Are there any supercomputers running FreeBSD?
No there are not.

If you define "supercomputer" as "on the top500 list", for the last ~9 years (since 2017), all 500 of them have run some flavor of Linux. There has never been a FreeBSD machine on that list. The last one that was "BSD based" (whatever that means) was turned off in 2013.

If not, why not?
Because lots of people, companies and organizations invest effort to make Linux run highly efficiently on these machines. There are specialized compilers (Portland Group for example), highly tuned libraries (MPI), fast file systems (Lustre, Ceph, GPFS), and proprietary network interconnects. Not to mention the libraries required these days for GPU/TPU usage.

In a nutshell the answer is: Someone who spends a few M$ on a supercomputer will run whatever makes that machine most productive. They don't have time to experiment with an operating system that is less developed and tuned for that application.

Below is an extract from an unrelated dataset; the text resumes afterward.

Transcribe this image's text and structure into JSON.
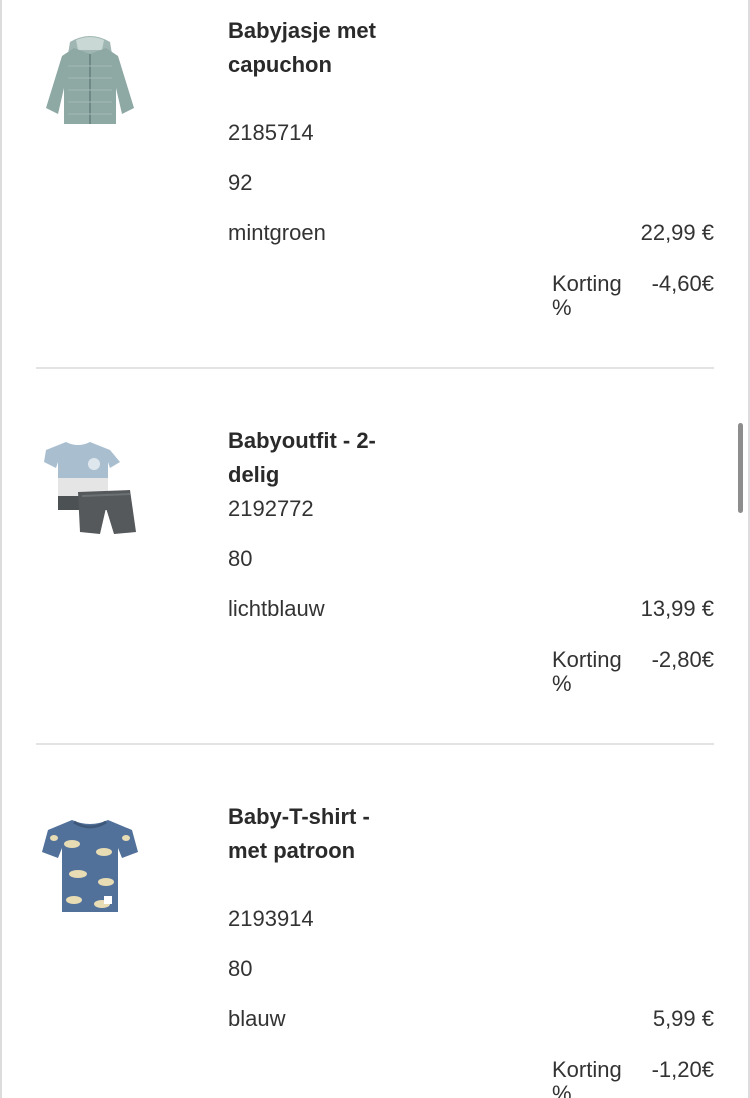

The effort required to port and tune/optimize the set of tools described above is a large team (dozens of dedicated people) for many months or a few years.

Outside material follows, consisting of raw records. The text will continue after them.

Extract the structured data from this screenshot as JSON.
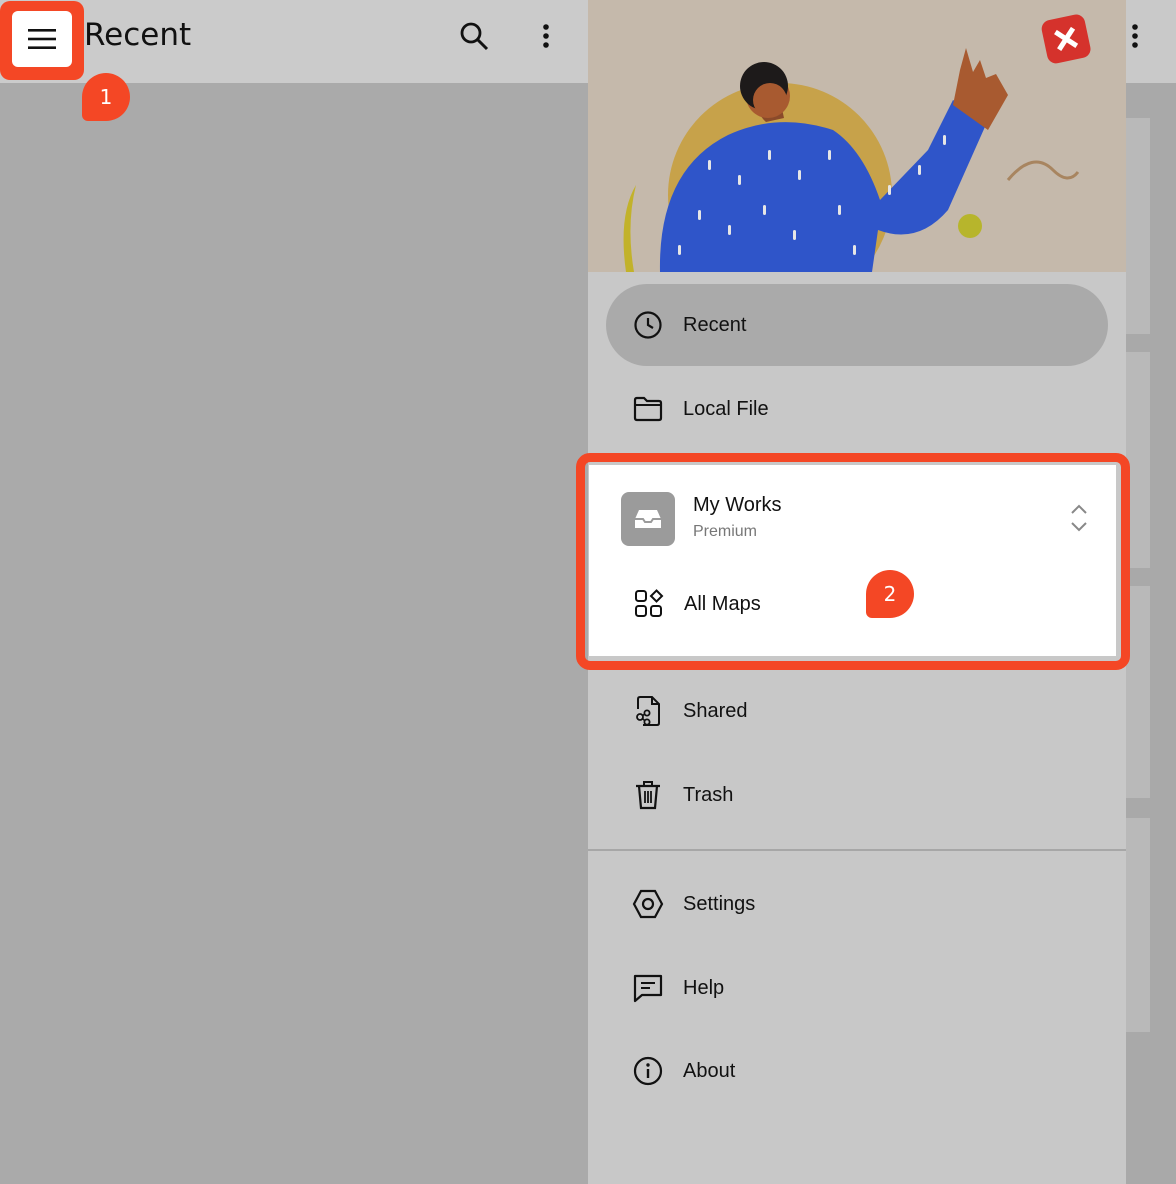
{
  "app": {
    "title": "Recent"
  },
  "annotations": {
    "step1": "1",
    "step2": "2"
  },
  "drawer": {
    "items_top": [
      {
        "label": "Recent",
        "icon": "clock-icon",
        "active": true
      },
      {
        "label": "Local File",
        "icon": "folder-icon",
        "active": false
      }
    ],
    "workspace": {
      "name": "My Works",
      "plan": "Premium",
      "icon": "inbox-tray-icon",
      "all_maps_label": "All Maps",
      "all_maps_icon": "grid-shapes-icon"
    },
    "items_middle": [
      {
        "label": "Shared",
        "icon": "shared-file-icon"
      },
      {
        "label": "Trash",
        "icon": "trash-icon"
      }
    ],
    "items_bottom": [
      {
        "label": "Settings",
        "icon": "settings-icon"
      },
      {
        "label": "Help",
        "icon": "help-chat-icon"
      },
      {
        "label": "About",
        "icon": "info-icon"
      }
    ]
  },
  "colors": {
    "annotation_accent": "#f44725",
    "drawer_bg": "#c8c8c8",
    "active_item_bg": "#aaaaaa",
    "scrim": "#aaaaaa"
  }
}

I wonder how many of those decisions are made based on familiarity alone.
At the M$ to B$ level of investment and spending, these decisions are made very much based on numbers and evidence, not familiarity and emotion.
 
That sounds like a job :p I feel jumping into sysadmin should be fun: I can't imagine asking an online community about an OS before installing; I'd just install it if it sounds cool.
Sometimes I also like to play around and experiment with things, but for me the definition of a good operating system is a system which allows the user to do boring tasks such as scanning - printing, maintaining spreadsheets, typing letters, creating PDFs, or just basically any sort of mundane work related task. I've been experimenting with FreeBSD for approximately one month, and so far it seems completely capable of doing all of the things I need a computer to do, so I have to say it's a great, but somewhat intimidating operating system.
 
Well, that's my point about familiarity. Netflix had time to decide FreeBSD was best for their video distribution. They had the time but...I don't know about the others.
The usual way that that's done is as a pilot project with a subset of the users that are more technically inclined. It's an opportunity to both establish that as well as identify anything that needs to come up during training. But, most of the people actually using computers at work know nothing about anything beyond a handful of programs and the rest is a matter for IT to get up and running. In that respect. systems like FreeBSD that have robust tools for things related to that are often a good choice.

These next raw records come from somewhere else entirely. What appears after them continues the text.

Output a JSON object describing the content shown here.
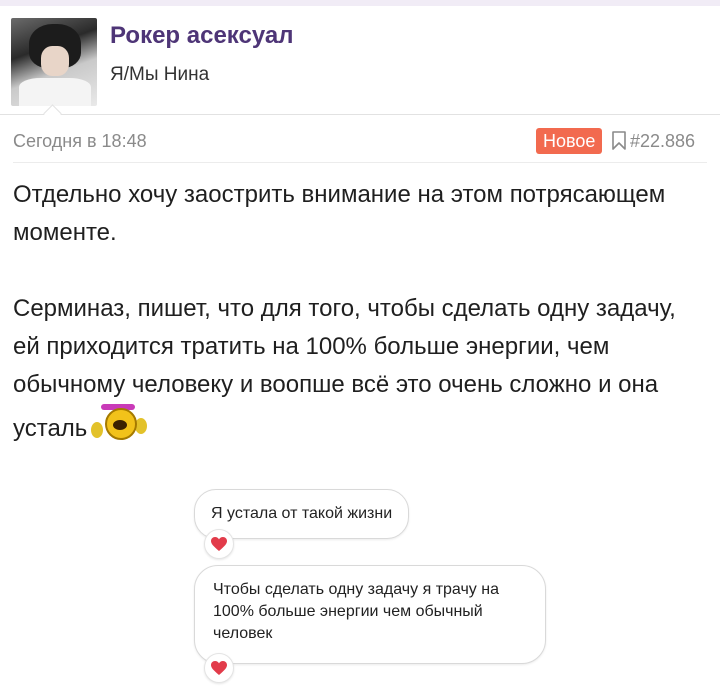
{
  "post": {
    "author": "Рокер асексуал",
    "status": "Я/Мы Нина",
    "date": "Сегодня в 18:48",
    "badge": "Новое",
    "number": "#22.886",
    "paragraph1": "Отдельно хочу заострить внимание на этом потрясающем моменте.",
    "paragraph2": "Серминаз, пишет, что для того, чтобы сделать одну задачу, ей приходится тратить на 100% больше энергии, чем обычному человеку и воопше всё это очень сложно и она усталь",
    "emoji_icon": "crying-face-emoji-icon"
  },
  "messages": [
    {
      "text": "Я устала от такой жизни",
      "reaction": "heart-icon"
    },
    {
      "text": "Чтобы сделать одну задачу я трачу на 100% больше энергии чем обычный человек",
      "reaction": "heart-icon"
    }
  ],
  "colors": {
    "username": "#4e3577",
    "badge": "#f26a4f",
    "heart": "#e23b4a"
  }
}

Now whether or not FreeBSD is an acceptable choice is really going to depend on the specifics, much of what I personally have used computers at work for would run just fine on FreeBSD as it's either browser based or just an RDP client of things running on a remote server.
 
Well, that's my point about familiarity. Netflix had time to decide FreeBSD was best for their video distribution. They had the time but...I don't know about the others.
And there were good reasons for that decision; the person who made that choice (I know them a little bit, and their former manager is a neighbor of ours, matter of fact I see their house right now through the window) looked at the pro and con. The biggest driver: the content serving machines were individual servers, not clustered, who needed a very stable and "experienced" network stack, and had good support for fast and reliable upgrades, plus a few other characteristics. Since the engineer was knowledgable about BSD and the alternatives, that was their choice, and (IMHO) a fine choice.

But that decision doesn't transfer to other uses, such supercomputers. Very different technology and problems.